Unconfirmed media reports suggest that up to six US troops and six Afghan troops have been killed.
New York Times Afghanistan correspondent Mujib Mashal says the troops may have been killed in a "green on blue" incident, i.e. an attack where Afghan servicemembers turn their weapons on the NATO troops they're deployed with.
Multiple sources tell us it is as many as five or six US fatalities. One official says 6 on Afghan side too.
— Mujib Mashal (@MujMash) February 8, 2020
US military is confirming an incident — “a combined US & Afghan force conducting an operation in Nangarhar was engaged by direct fire” — but not providing any details. https://t.co/Tb9CiyyCgW
Freelance Afghan journalist Bilal Sarwary reported that multiple sources told him that the incident was indeed a green on blue scenario, and that it took place in Nangarhar's Shirzad district.

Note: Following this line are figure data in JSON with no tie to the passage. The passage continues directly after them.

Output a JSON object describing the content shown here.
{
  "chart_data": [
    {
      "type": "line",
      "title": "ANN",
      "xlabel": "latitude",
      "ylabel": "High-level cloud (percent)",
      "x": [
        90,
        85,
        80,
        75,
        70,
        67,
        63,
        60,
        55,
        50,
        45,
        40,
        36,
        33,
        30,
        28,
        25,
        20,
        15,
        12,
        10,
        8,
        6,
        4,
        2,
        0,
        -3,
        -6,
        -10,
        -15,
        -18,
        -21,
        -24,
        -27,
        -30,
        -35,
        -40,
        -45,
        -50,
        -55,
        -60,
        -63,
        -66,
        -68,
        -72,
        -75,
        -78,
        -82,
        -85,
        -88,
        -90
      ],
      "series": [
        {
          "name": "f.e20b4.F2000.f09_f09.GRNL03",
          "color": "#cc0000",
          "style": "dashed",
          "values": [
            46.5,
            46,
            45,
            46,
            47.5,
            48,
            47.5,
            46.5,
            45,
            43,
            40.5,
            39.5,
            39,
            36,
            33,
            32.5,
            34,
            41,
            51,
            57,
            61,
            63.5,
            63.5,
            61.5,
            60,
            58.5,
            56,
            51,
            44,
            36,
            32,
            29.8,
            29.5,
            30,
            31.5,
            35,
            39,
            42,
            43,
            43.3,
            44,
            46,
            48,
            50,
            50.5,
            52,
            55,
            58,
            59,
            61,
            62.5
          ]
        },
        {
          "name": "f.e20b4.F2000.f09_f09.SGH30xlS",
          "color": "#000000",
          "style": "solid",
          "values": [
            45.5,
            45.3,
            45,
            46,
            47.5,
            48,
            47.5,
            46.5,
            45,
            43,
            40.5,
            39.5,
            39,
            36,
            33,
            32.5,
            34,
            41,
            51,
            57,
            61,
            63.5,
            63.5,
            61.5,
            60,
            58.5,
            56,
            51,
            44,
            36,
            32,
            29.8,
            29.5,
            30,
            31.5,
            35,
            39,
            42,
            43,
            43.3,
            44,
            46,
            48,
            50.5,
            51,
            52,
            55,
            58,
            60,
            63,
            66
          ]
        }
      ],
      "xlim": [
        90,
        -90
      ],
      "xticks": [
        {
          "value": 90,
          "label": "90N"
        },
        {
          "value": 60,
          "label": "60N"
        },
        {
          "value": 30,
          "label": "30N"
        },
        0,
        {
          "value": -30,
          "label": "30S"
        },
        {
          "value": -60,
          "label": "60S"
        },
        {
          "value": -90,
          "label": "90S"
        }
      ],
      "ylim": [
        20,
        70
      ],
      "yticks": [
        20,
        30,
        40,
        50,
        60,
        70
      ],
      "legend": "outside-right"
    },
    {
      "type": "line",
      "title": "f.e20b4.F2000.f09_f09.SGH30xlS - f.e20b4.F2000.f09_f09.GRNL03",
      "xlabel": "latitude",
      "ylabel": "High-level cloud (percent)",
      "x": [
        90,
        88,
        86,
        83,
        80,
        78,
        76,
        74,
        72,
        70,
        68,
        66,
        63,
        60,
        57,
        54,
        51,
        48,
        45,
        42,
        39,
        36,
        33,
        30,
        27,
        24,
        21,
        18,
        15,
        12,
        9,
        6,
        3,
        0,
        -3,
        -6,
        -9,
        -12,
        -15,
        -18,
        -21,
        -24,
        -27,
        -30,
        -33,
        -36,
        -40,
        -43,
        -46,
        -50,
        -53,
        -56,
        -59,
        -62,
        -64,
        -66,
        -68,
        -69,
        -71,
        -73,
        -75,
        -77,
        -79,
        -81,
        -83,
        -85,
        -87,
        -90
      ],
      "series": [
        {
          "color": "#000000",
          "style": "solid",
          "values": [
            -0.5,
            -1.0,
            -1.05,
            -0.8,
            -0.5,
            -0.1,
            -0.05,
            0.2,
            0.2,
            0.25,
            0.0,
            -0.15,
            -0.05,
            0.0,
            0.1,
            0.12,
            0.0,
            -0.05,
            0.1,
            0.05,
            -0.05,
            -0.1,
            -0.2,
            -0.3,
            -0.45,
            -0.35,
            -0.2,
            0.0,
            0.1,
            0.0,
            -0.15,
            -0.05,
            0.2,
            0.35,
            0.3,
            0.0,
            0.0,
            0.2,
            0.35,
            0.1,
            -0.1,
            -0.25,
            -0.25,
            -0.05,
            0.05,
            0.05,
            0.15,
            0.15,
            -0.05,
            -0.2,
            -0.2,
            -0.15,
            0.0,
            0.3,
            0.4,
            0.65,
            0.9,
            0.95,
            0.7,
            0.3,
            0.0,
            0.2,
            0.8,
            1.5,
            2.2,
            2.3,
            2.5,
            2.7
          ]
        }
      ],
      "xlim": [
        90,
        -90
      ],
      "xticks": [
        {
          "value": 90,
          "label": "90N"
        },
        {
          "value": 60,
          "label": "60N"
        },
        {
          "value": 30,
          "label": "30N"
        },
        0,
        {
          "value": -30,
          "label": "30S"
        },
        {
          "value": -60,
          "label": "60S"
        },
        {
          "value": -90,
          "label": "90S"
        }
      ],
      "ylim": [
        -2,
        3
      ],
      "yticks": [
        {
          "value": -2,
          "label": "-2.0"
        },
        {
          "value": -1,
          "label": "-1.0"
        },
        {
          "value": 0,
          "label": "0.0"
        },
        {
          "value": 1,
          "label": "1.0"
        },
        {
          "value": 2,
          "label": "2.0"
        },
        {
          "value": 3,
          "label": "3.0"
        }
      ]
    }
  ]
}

#AFG A shoot out took place between Afghan soldiers and the American soldiers in Shirzad district in Ningarhar province. There are casualties and fatalities on both sides, multiple sources in Ningarhar province tells me.
— BILAL SARWARY (@bsarwary) February 8, 2020
An anonymous Afghan official told AFP that coalition forces have since cordoned off the area.

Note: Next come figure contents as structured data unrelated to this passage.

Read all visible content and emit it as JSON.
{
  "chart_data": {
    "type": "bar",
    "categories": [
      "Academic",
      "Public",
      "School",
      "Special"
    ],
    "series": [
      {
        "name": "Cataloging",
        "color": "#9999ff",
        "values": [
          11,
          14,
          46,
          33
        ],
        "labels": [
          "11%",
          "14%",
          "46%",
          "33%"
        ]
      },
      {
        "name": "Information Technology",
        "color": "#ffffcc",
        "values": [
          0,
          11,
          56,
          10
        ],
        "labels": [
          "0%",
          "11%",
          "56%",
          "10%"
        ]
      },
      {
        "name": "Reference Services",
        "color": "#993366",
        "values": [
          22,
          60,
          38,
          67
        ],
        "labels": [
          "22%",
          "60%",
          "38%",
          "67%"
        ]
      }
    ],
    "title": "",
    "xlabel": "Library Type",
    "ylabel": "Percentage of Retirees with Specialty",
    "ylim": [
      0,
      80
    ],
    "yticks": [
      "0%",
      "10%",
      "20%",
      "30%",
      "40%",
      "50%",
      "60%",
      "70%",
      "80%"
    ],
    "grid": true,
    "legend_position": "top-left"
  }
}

Situated along the porous border with Pakistan, Nangarhar province once served as the home base of terrorist leader Osama bin Laden. Nearly two decades after the US invasion of Afghanistan in 2001, US, NATO and Afghan forces continue to come under attack by the Taliban in the region, with a local Daesh (ISIS)* affiliate also believed to be active in the area.
Longest War in US History
The United States invaded Afghanistan in October 2001, ostensibly in response to the Taliban government's sheltering of top al-Qaeda officials including bin Laden, and has been fighting a Taliban insurgency ever since, with the war in Afghanistan recently officially becoming the longest war in US history.

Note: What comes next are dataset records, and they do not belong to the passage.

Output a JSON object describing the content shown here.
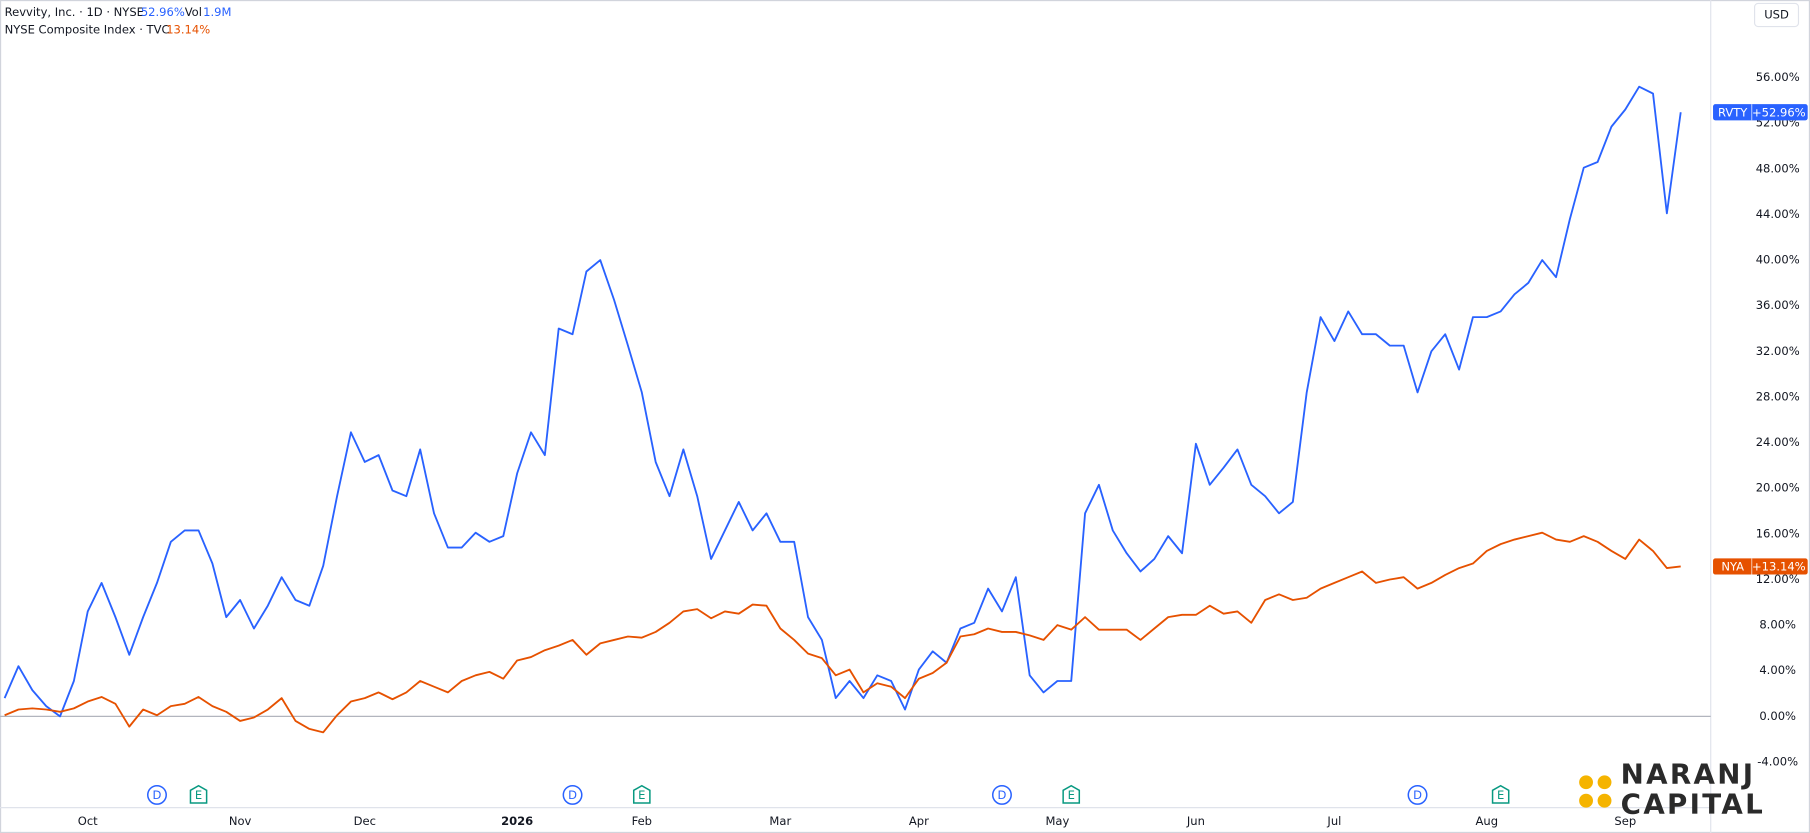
{
  "chart_data": {
    "type": "line",
    "header": {
      "volume_label": "Vol",
      "volume": "1.9M",
      "currency": "USD"
    },
    "categories": [
      null,
      null,
      null,
      null,
      null,
      null,
      "Oct",
      null,
      null,
      null,
      null,
      null,
      null,
      null,
      null,
      null,
      null,
      "Nov",
      null,
      null,
      null,
      null,
      null,
      null,
      null,
      null,
      "Dec",
      null,
      null,
      null,
      null,
      null,
      null,
      null,
      null,
      null,
      null,
      "2026",
      null,
      null,
      null,
      null,
      null,
      null,
      null,
      null,
      "Feb",
      null,
      null,
      null,
      null,
      null,
      null,
      null,
      null,
      null,
      "Mar",
      null,
      null,
      null,
      null,
      null,
      null,
      null,
      null,
      null,
      "Apr",
      null,
      null,
      null,
      null,
      null,
      null,
      null,
      null,
      null,
      "May",
      null,
      null,
      null,
      null,
      null,
      null,
      null,
      null,
      null,
      "Jun",
      null,
      null,
      null,
      null,
      null,
      null,
      null,
      null,
      null,
      "Jul",
      null,
      null,
      null,
      null,
      null,
      null,
      null,
      null,
      null,
      null,
      "Aug",
      null,
      null,
      null,
      null,
      null,
      null,
      null,
      null,
      null,
      "Sep",
      null,
      null,
      null,
      null
    ],
    "series": [
      {
        "name": "Revvity, Inc. · 1D · NYSE",
        "symbol": "RVTY",
        "change": "52.96%",
        "last_label": "+52.96%",
        "color": "#2962ff",
        "values": [
          1.6,
          4.4,
          2.3,
          0.9,
          0.0,
          3.1,
          9.2,
          11.7,
          8.7,
          5.4,
          8.7,
          11.7,
          15.3,
          16.3,
          16.3,
          13.4,
          8.7,
          10.2,
          7.7,
          9.7,
          12.2,
          10.2,
          9.7,
          13.2,
          19.3,
          24.9,
          22.3,
          22.9,
          19.8,
          19.3,
          23.4,
          17.8,
          14.8,
          14.8,
          16.1,
          15.3,
          15.8,
          21.3,
          24.9,
          22.9,
          34.0,
          33.5,
          39.0,
          40.0,
          36.5,
          32.5,
          28.4,
          22.3,
          19.3,
          23.4,
          19.3,
          13.8,
          16.3,
          18.8,
          16.3,
          17.8,
          15.3,
          15.3,
          8.7,
          6.7,
          1.6,
          3.1,
          1.6,
          3.6,
          3.1,
          0.6,
          4.1,
          5.7,
          4.7,
          7.7,
          8.2,
          11.2,
          9.2,
          12.2,
          3.6,
          2.1,
          3.1,
          3.1,
          17.8,
          20.3,
          16.3,
          14.3,
          12.7,
          13.8,
          15.8,
          14.3,
          23.9,
          20.3,
          21.8,
          23.4,
          20.3,
          19.3,
          17.8,
          18.8,
          28.4,
          35.0,
          32.9,
          35.5,
          33.5,
          33.5,
          32.5,
          32.5,
          28.4,
          32.0,
          33.5,
          30.4,
          35.0,
          35.0,
          35.5,
          37.0,
          38.0,
          40.0,
          38.5,
          43.6,
          48.1,
          48.6,
          51.7,
          53.2,
          55.2,
          54.6,
          44.1,
          52.96
        ]
      },
      {
        "name": "NYSE Composite Index · TVC",
        "symbol": "NYA",
        "change": "13.14%",
        "last_label": "+13.14%",
        "color": "#e65100",
        "values": [
          0.1,
          0.6,
          0.7,
          0.6,
          0.4,
          0.7,
          1.3,
          1.7,
          1.1,
          -0.9,
          0.6,
          0.1,
          0.9,
          1.1,
          1.7,
          0.9,
          0.4,
          -0.4,
          -0.1,
          0.6,
          1.6,
          -0.4,
          -1.1,
          -1.4,
          0.1,
          1.3,
          1.6,
          2.1,
          1.5,
          2.1,
          3.1,
          2.6,
          2.1,
          3.1,
          3.6,
          3.9,
          3.3,
          4.9,
          5.2,
          5.8,
          6.2,
          6.7,
          5.4,
          6.4,
          6.7,
          7.0,
          6.9,
          7.4,
          8.2,
          9.2,
          9.4,
          8.6,
          9.2,
          9.0,
          9.8,
          9.7,
          7.7,
          6.7,
          5.5,
          5.1,
          3.6,
          4.1,
          2.1,
          2.9,
          2.6,
          1.6,
          3.3,
          3.8,
          4.7,
          7.0,
          7.2,
          7.7,
          7.4,
          7.4,
          7.1,
          6.7,
          8.0,
          7.6,
          8.7,
          7.6,
          7.6,
          7.6,
          6.7,
          7.7,
          8.7,
          8.9,
          8.9,
          9.7,
          9.0,
          9.2,
          8.2,
          10.2,
          10.7,
          10.2,
          10.4,
          11.2,
          11.7,
          12.2,
          12.7,
          11.7,
          12.0,
          12.2,
          11.2,
          11.7,
          12.4,
          13.0,
          13.4,
          14.5,
          15.1,
          15.5,
          15.8,
          16.1,
          15.5,
          15.3,
          15.8,
          15.3,
          14.5,
          13.8,
          15.5,
          14.5,
          13.0,
          13.14
        ]
      }
    ],
    "events": [
      {
        "x_index": 11,
        "label": "D",
        "kind": "dividend"
      },
      {
        "x_index": 14,
        "label": "E",
        "kind": "earnings"
      },
      {
        "x_index": 41,
        "label": "D",
        "kind": "dividend"
      },
      {
        "x_index": 46,
        "label": "E",
        "kind": "earnings"
      },
      {
        "x_index": 72,
        "label": "D",
        "kind": "dividend"
      },
      {
        "x_index": 77,
        "label": "E",
        "kind": "earnings"
      },
      {
        "x_index": 102,
        "label": "D",
        "kind": "dividend"
      },
      {
        "x_index": 108,
        "label": "E",
        "kind": "earnings"
      }
    ],
    "ylim": [
      -8,
      62.8
    ],
    "yticks": [
      {
        "value": -4,
        "label": "-4.00%"
      },
      {
        "value": 0,
        "label": "0.00%"
      },
      {
        "value": 4,
        "label": "4.00%"
      },
      {
        "value": 8,
        "label": "8.00%"
      },
      {
        "value": 12,
        "label": "12.00%"
      },
      {
        "value": 16,
        "label": "16.00%"
      },
      {
        "value": 20,
        "label": "20.00%"
      },
      {
        "value": 24,
        "label": "24.00%"
      },
      {
        "value": 28,
        "label": "28.00%"
      },
      {
        "value": 32,
        "label": "32.00%"
      },
      {
        "value": 36,
        "label": "36.00%"
      },
      {
        "value": 40,
        "label": "40.00%"
      },
      {
        "value": 44,
        "label": "44.00%"
      },
      {
        "value": 48,
        "label": "48.00%"
      },
      {
        "value": 52,
        "label": "52.00%"
      },
      {
        "value": 56,
        "label": "56.00%"
      }
    ],
    "grid": false,
    "zero_line": true,
    "logo": {
      "line1": "NARANJ",
      "line2": "CAPITAL"
    }
  }
}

The US has spent an estimated $2.15 trillion on the war, and it has cost the lives of over 2,350 US military personnel, hundreds of troops more from the NATO-led coalition, and over 62,000 Afghan security forces personnel, as well as over 38,000 Afghan civilians. US President Donald Trump visited the country for the first time in November 2019, and touted the possibility of reaching a peace deal with the Taliban. Peace talk efforts have been complicated, however, by repeated back-and-forth attacks by Taliban and coalition forces.
Afghanistan has been in a state of war for over four decades, with the conflict in the country beginning shortly after a Soviet-sympathetic government took power in the country in 1978, prompting the CIA to funnel billions of dollars of aid to the Mujahideen rebels. In late 1979, Moscow deployed a limited military contingent of forces to the country at Kabul's request, sparking off a ten-year-long conflict known as the Soviet-Afghan War. Soviet troops withdrew from Afghanistan in 1989. The pro-Moscow government of Mohammad Najibullah held out for several more years, until 1992, when it was defeated by the Taliban. In the 1990s, the Taliban and other insurgent groups including the Northern Alliance divided up the country, effectively turning it into a failed state.
* A terrorist group outlawed in Russia and many other countries.